1. Navigate to the GitHub Releases page
2. Locate the draft release for your version
3. Review the artifacts:
   • Download and verify checksums for the release artifacts you fetched: sha256sum -c SHA256SUMS
   • Extract archives and test binaries if needed
   • Open the published CycloneDX SBOMs with your preferred SBOM tooling if you want to inspect release dependencies
   • Use the dedicated Java agent SBOM when you need the full Java dependency graph for the JAR embedded inside obi
   • Review auto-generated release notes for accuracy
4. Edit release notes if necessary to add context, highlight important changes, or improve clarity
5. Once satisfied with artifacts and release notes, click "Publish release" to make it immutable and publicly available

Important

Once published, GitHub releases are immutable. Artifacts and checksums cannot be modified or replaced. Review carefully before publishing.

Archive Contents

Each release archive (obi-v<version>-linux-<arch>.tar.gz) contains:

• obi: Main OBI binary
• LICENSE: Apache 2.0 license file
• NOTICE: Legal notices
• NOTICES/: Directory with third-party licenses and attributions

The release also includes a custom source archive, obi-v<version>-source-generated.tar.gz, which contains:

• Source files from the exact tagged revision
• Generated artifacts produced by the release generation pipeline (including bpf2go-generated .go and .o outputs and the Java agent JAR obi-java-agent.jar)

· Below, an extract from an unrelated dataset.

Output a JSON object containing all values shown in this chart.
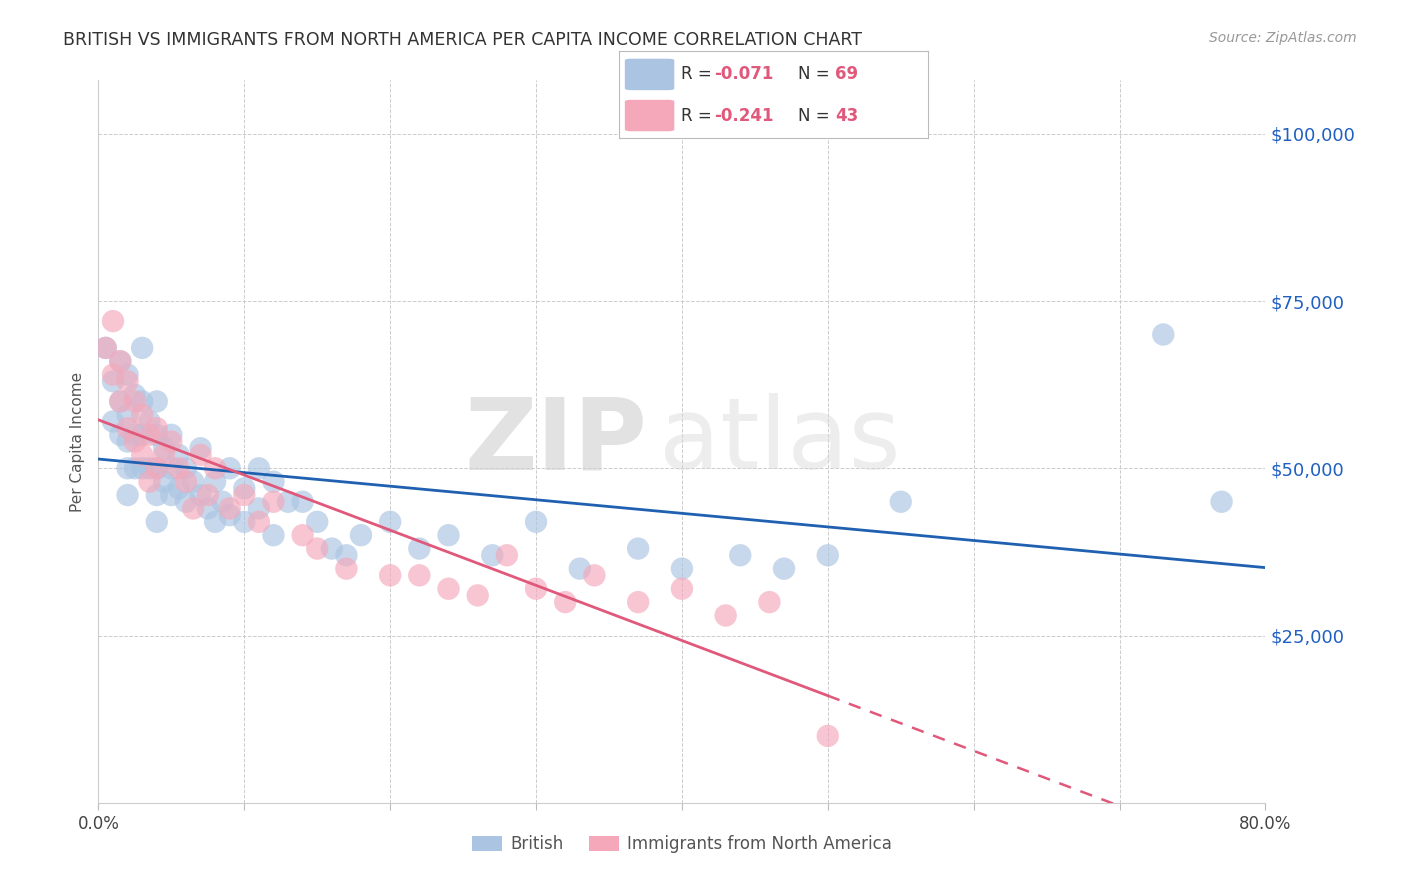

Building Release Artifacts Locally

To test the release artifact generation locally before tagging:

make release GOARCH=amd64
make release GOARCH=arm64
make release-source

This will:

1. Build artifacts for both amd64 and arm64 architectures
2. Build a source+generated archive from the current release version ref
3. Verify archive contents
4. Generate a single SHA256SUMS file for all obi-v<version>-*.tar.gz release archives and SBOM assets

The dist/ directory will contain:

• obi-v<version>-linux-amd64.tar.gz
• obi-v<version>-linux-arm64.tar.gz
• obi-v<version>-source-generated.tar.gz
• obi-v<version>-linux-amd64.cyclonedx.json
• obi-v<version>-linux-arm64.cyclonedx.json
• obi-v<version>-source-generated.cyclonedx.json
• obi-java-agent-v<version>.cyclonedx.json
• SHA256SUMS

Manual Release Trigger

If you need to re-trigger the release workflow (for example, if the workflow previously failed due to a temporary issue), you can use the manual trigger:

1. Go to the Release workflow
2. Click "Run workflow"
3. Enter the tag name (e.g., v1.2.3) in the required input field
4. Click "Run workflow"

The manual trigger will validate the tag format, run the full test suite, and create a draft release with the same requirements as the automatic trigger.

Post-Release

TODO: bump versions in Helm charts and other places.